The Koani Foundation submitted Public Law 103-150, the “Apology Bill” of 1993, where Bill Clinton, the then President of the United States of America and the Congress formally apologized for the illegal overthrow of the Hawaiian Kingdom in 1893. Documents were presented concerning the call by United States President Grover Cleveland to return the Hawaiian Kingdom to its de jure government. Koani also referred to the Concluding Observations of the Human Rights Committee that called for additional information on the illegal overthrow of the Hawaiian Kingdom.

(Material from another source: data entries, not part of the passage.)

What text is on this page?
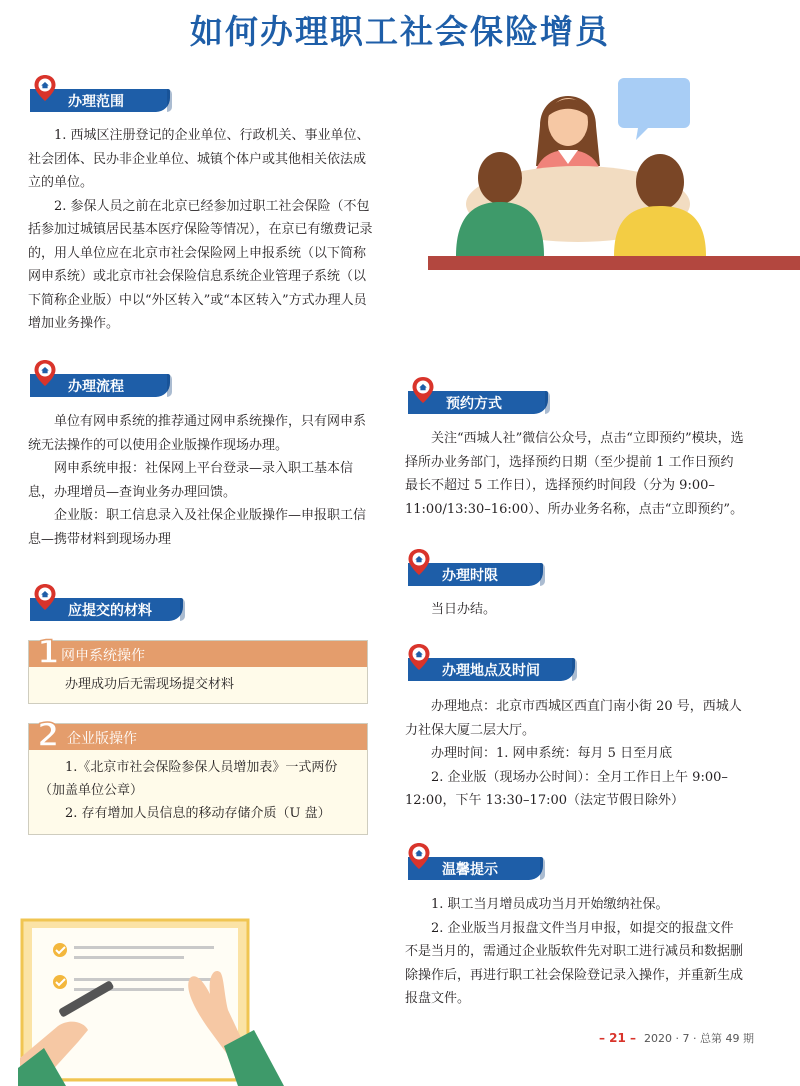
如何办理职工社会保险增员
办理范围

1. 西城区注册登记的企业单位、行政机关、事业单位、社会团体、民办非企业单位、城镇个体户或其他相关依法成立的单位。

2. 参保人员之前在北京已经参加过职工社会保险（不包括参加过城镇居民基本医疗保险等情况），在京已有缴费记录的，用人单位应在北京市社会保险网上申报系统（以下简称网申系统）或北京市社会保险信息系统企业管理子系统（以下简称企业版）中以“外区转入”或“本区转入”方式办理人员增加业务操作。

办理流程

单位有网申系统的推荐通过网申系统操作，只有网申系统无法操作的可以使用企业版操作现场办理。

网申系统申报：社保网上平台登录—录入职工基本信息，办理增员—查询业务办理回馈。

企业版：职工信息录入及社保企业版操作—申报职工信息—携带材料到现场办理

应提交的材料
1 网申系统操作

办理成功后无需现场提交材料

2 企业版操作

1.《北京市社会保险参保人员增加表》一式两份（加盖单位公章）

2. 存有增加人员信息的移动存储介质（U 盘）

预约方式

关注“西城人社”微信公众号，点击“立即预约”模块，选择所办业务部门，选择预约日期（至少提前 1 工作日预约最长不超过 5 工作日），选择预约时间段（分为 9:00–11:00/13:30–16:00）、所办业务名称，点击“立即预约”。

办理时限

当日办结。

办理地点及时间

办理地点：北京市西城区西直门南小街 20 号，西城人力社保大厦二层大厅。

办理时间：1. 网申系统：每月 5 日至月底

2. 企业版（现场办公时间）：全月工作日上午 9:00–12:00，下午 13:30–17:00（法定节假日除外）

温馨提示

1. 职工当月增员成功当月开始缴纳社保。

2. 企业版当月报盘文件当月申报，如提交的报盘文件不是当月的，需通过企业版软件先对职工进行减员和数据删除操作后，再进行职工社会保险登记录入操作，并重新生成报盘文件。

– 21 – 2020 · 7 · 总第 49 期
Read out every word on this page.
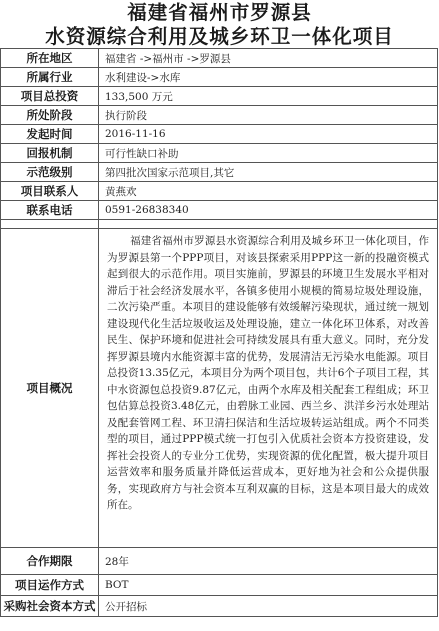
福建省福州市罗源县
水资源综合利用及城乡环卫一体化项目
所在地区	福建省 ->福州市 ->罗源县
所属行业	水利建设->水库
项目总投资	133,500 万元
所处阶段	执行阶段
发起时间	2016-11-16
回报机制	可行性缺口补助
示范级别	第四批次国家示范项目,其它
项目联系人	黄燕欢
联系电话	0591-26838340

项目概况	福建省福州市罗源县水资源综合利用及城乡环卫一体化项目，作为罗源县第一个PPP项目，对该县探索采用PPP这一新的投融资模式起到很大的示范作用。项目实施前，罗源县的环境卫生发展水平相对滞后于社会经济发展水平，各镇多使用小规模的简易垃圾处理设施，二次污染严重。本项目的建设能够有效缓解污染现状，通过统一规划建设现代化生活垃圾收运及处理设施，建立一体化环卫体系，对改善民生、保护环境和促进社会可持续发展具有重大意义。同时，充分发挥罗源县境内水能资源丰富的优势，发展清洁无污染水电能源。项目总投资13.35亿元，本项目分为两个项目包，共计6个子项目工程，其中水资源包总投资9.87亿元，由两个水库及相关配套工程组成；环卫包估算总投资3.48亿元，由碧脉工业园、西兰乡、洪洋乡污水处理站及配套管网工程、环卫清扫保洁和生活垃圾转运站组成。两个不同类型的项目，通过PPP模式统一打包引入优质社会资本方投资建设，发挥社会投资人的专业分工优势，实现资源的优化配置，极大提升项目运营效率和服务质量并降低运营成本，更好地为社会和公众提供服务，实现政府方与社会资本互利双赢的目标，这是本项目最大的成效所在。

合作期限	28年
项目运作方式	BOT
采购社会资本方式	公开招标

The Committee agreed to meet informally with the representatives of the indigenous people and appointed a Rapporteur. Representing the delegation from Alaska were Ambassador Ronald Barnes, Mary Ann Mills and Olga Malutin. Mr. Leon K Siu represented the Kingdom of Hawaii. Professor Alfred de Zayas of the Geneva School of Diplomacy and International Relations and former Secretary of the UN Human Rights Committee was of counsel and provided pertinent legal advice on the issue of self-determination referenda, the principle of good faith and the doctrine of estoppel.
The Members of the Committee argued that their hands were tied, because Alaska and Hawaii had been removed from the list by virtue of a resolution of the General Assembly in 1959, and that ratione temporis Article 15 no longer applied. The representatives of the indigenous peoples noted, however, that there was an issue of a “continuing violation” of the principle of self-determination and a situation of an ill-obtained GA resolution, which was based on deliberate misinformation and the manipulation of referenda in violation of the rights of the indigenous. Both Alaska and Hawaii were administered through puppet institutions created by the administering Power. Most pertinently, it was recalled that General Assembly resolutions are not immutable and that certain Resolutions, including the “Zionism is Racism” resolution, have been lifted or modified by subsequent resolution. The Delegations of Alaska and Hawaii stated they would continue to pursue their claims.
In the final day of the plenary session, the Rapporteur stated that he would reflect the discussion in the Committee’s report, indicating that this matter belongs with the appropriate body of the United Nations. However, the petition has not been officially transmitted to the General Assembly, as the IPNC and Koani continue to demand.